June 1, 1942

At ten a.m. in Quezon’s rooms at the Shoreham with Don Andres Soriano and Resident Commissioner “Mike” Elizalde helping us to correct the typed draft of the twenty minutes address Quezon is to deliver before the House of Representatives tomorrow. Dr. Clark, formerly one of his advisers in the Philippines was sent off to get the text of Quezon’s first speech in the American House of Representatives in 1911 in which he had promised the United States the very support of the Filipinos in time of need which they had now rendered them thirty-two years later.

At luncheon at the Shoreham with Quezon and Osmeña. Talk of the good effect created by Quezon’s quiz by the Senators and members of the House last Saturday at luncheon at the Cosmos Club. Quezon commented that the most disturbing element of that occasion was the statement of Senator La Follette at the conclusion of the Senators’ remarks upon how we should disarm our opponents after we had won the war. La Follette had remarked: “We expect those five or six million men who will make up our armed forces, when they come home to tell us what we shall do with the peace.” This, according to Quezon, was “rubber-stamp” statesmanship, and he added: “We might as well have pure democracy.” He believes that the representative form of government means that the representatives are chosen to make the final decisions for their constituents; La Follette’s theory would mean a complete abdication of power by representatives elected by the people.

While we were at luncheon in the restaurant of the Shoreham, two priests came up with a tall refined looking young man whom they presented as the Archduke Otto.

Seeing that I was not to have the projected fortnight of quiet with Quezon at the Hot Springs, with a stenographer present, I seized this opportunity to tell him about the plans of our friend Morgan Shuster in New York for publication of his book. Shuster’s suggestion is that Quezon should write now chiefly about the war, and insists that it be ready for printing in September; he suggests that Quezon should prepare another and more complete biography later.

Quezon asked me how long it took me to write my Cornerstone of Philippine Independence, published by Shuster in 1922. I told him five weeks, and he expressed surprise that it had been written in long-hand.

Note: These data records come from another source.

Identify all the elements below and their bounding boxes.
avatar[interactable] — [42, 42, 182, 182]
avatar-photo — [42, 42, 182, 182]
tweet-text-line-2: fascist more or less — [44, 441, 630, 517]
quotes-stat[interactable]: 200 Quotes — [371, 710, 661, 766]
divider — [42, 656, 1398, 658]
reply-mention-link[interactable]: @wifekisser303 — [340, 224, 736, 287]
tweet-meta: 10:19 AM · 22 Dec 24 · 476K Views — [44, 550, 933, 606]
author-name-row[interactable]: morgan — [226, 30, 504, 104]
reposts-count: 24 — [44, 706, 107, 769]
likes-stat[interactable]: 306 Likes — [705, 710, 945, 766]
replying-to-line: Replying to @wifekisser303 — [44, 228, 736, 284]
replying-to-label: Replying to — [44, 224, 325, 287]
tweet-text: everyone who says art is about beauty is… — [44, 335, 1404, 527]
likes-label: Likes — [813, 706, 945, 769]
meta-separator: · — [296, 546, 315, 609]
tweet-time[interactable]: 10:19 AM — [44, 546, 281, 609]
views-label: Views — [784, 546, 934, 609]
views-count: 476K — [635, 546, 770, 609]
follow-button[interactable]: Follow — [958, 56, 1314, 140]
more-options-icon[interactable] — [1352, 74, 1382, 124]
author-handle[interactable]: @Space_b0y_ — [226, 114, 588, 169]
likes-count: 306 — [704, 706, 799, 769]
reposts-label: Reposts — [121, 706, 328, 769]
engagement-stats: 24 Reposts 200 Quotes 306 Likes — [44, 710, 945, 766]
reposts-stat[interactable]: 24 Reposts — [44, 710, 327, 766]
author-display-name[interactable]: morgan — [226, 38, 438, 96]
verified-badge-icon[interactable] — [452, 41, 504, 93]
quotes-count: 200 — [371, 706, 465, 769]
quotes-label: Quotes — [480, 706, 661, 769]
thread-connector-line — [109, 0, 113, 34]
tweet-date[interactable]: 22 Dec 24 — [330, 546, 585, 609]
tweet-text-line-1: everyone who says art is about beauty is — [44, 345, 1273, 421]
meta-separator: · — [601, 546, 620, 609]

I began, then, by asking Quezon to tell me of his birth and early life. This is a difficult way of working out a book because the text will lack the originality of expression and the animated style of narrative characteristic of Quezon’s own diction, and will have to be made up on the basis of my daily memoranda of his conversations. But I see no other way, at present, than to catch his ideas on the “rebound” every time I am with him, and we are so seldom alone together. At all events I had better make hay while the sun shines.

So I said to him that Shuster wants the story of the poor boy who became President of his country, as a means of reaching popular opinion in the United States, but that I myself had always found him muy señor, and supposed he had sprung from the class of principales. He laughed, and said his parents owned two acres of land at Baler when he was born. Then I said that since Shuster wanted, this time, only a war book, he should present first a short account of his early life and upbringing and then pass to a good story of his participation in the Philippine insurrection against the United States, and balance that later with a careful account of his recent notable and gallant services in this war as an ally of our country. He seemed to accept that idea, and I hope he will find time from now on to develop his own way of carrying out this literary undertaking.